Zastrow: Die Politik Deutschlands und Westerwelles in der Libyen-Frage ist selbstbewusst, patriotisch und verantwortungsvoll - im Gegensatz zum Gebaren der Grünen. Wenn man liest, was Herr Fischer und Frau Roth von sich geben, wird klar, dass die Grünen offensichtlich für neue militärische Einsätze der Bundeswehr sind - trotz Kosovo, trotz Afghanistan. Wer wie Grüne und SPD behauptet, dass die Libyen-Politik der Bundesregierung gescheitert sei, will ganz offenbar eine andere Politik und die kann nur heißen, deutsche Soldaten in neue militärische Abenteuer ins Ausland zu schicken. Anders als Union und FDP nehmen Grüne und SPD in Kauf, dass die Bundeswehr in neue Kriegseinsätze verstrickt wird - heute in Libyen und morgen vielleicht in Syrien, im Jemen oder Somalia. Und das alles, ohne das die linksgrünen Parteien bereit wären, die Bundeswehr besser auszustatten. Jeder weiß, dass die Bundeswehr mit ihren Aufgaben in Afghanistan, im Kosovo und am Horn von Afrika schon jetzt an der Belastungsgrenze ist. Herr Fischer philosophiert groß über Europa. Dabei ist er mit seinen Grünen für die Aufweichung der Euro-Stabilitätskriterien mitverantwortlich.

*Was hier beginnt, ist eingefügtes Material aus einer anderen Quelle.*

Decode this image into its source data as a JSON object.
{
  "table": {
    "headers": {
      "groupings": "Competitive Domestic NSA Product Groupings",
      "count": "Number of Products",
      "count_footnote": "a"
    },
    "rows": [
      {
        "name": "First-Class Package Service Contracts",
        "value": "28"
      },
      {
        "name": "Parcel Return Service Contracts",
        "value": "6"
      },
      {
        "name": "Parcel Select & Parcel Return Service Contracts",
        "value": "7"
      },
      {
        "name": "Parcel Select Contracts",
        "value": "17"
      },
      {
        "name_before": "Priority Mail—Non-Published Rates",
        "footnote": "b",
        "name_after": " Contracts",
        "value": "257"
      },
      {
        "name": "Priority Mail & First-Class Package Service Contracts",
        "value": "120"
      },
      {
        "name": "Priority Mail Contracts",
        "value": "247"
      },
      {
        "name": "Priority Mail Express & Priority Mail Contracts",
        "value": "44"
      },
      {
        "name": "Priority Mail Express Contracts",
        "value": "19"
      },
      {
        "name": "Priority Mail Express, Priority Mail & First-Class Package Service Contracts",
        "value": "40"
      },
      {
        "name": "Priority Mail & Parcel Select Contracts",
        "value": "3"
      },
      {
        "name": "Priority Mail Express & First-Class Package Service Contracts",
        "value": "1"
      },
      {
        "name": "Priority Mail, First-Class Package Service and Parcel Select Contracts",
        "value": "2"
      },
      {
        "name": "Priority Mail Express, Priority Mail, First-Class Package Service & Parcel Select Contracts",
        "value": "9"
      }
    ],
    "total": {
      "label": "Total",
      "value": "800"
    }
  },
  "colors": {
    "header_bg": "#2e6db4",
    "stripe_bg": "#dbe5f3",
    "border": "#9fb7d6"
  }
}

sueddeutsche.de: Sie geben Rot-Grün eine Mitschuld an der gegenwärtigen Krise?

Zastrow: SPD und Grüne haben für die finanzpolitische Ursünde der Bundesrepublik gesorgt. Seit unter Rot-Grün der Klassenprimus Deutschland selbst die Maastricht-Kriterien gerissen hat, ist Schuldenmachen in Europa en vogue. Damit hat die Regierung Schröder/Fischer eine erhebliche Aktie an der Krise des Euros. Auf solche Zusammenhänge müssen wir als FDP hinweisen. Wir dürfen Rot-Grün nicht einfach so laufen lassen. Denn die FDP badet jetzt Fehler aus, die Leute wie Fischer gemacht haben. Wir müssen uns wehren und den politischen Gegner angreifen, statt uns nur mit uns selbst zu beschäftigen und der Demontage unserer Verantwortungsträger zuzusehen.

sueddeutsche.de: Kann man mit Westerwelle noch Wahlen gewinnen?

Zastrow: Selbstverständlich. Er gehört in unser Spitzenteam und wird beim Neuaufbau der Partei eine starke Rolle einnehmen. Und machen wir uns nichts vor: Wenn Westerwelle weg wäre, würde es den nächsten treffen. Jede Attacke gegen Westerwelle ist eine Attacke gegen die ganze Partei. Ich hoffe, dass das jedem bei uns bewusst ist.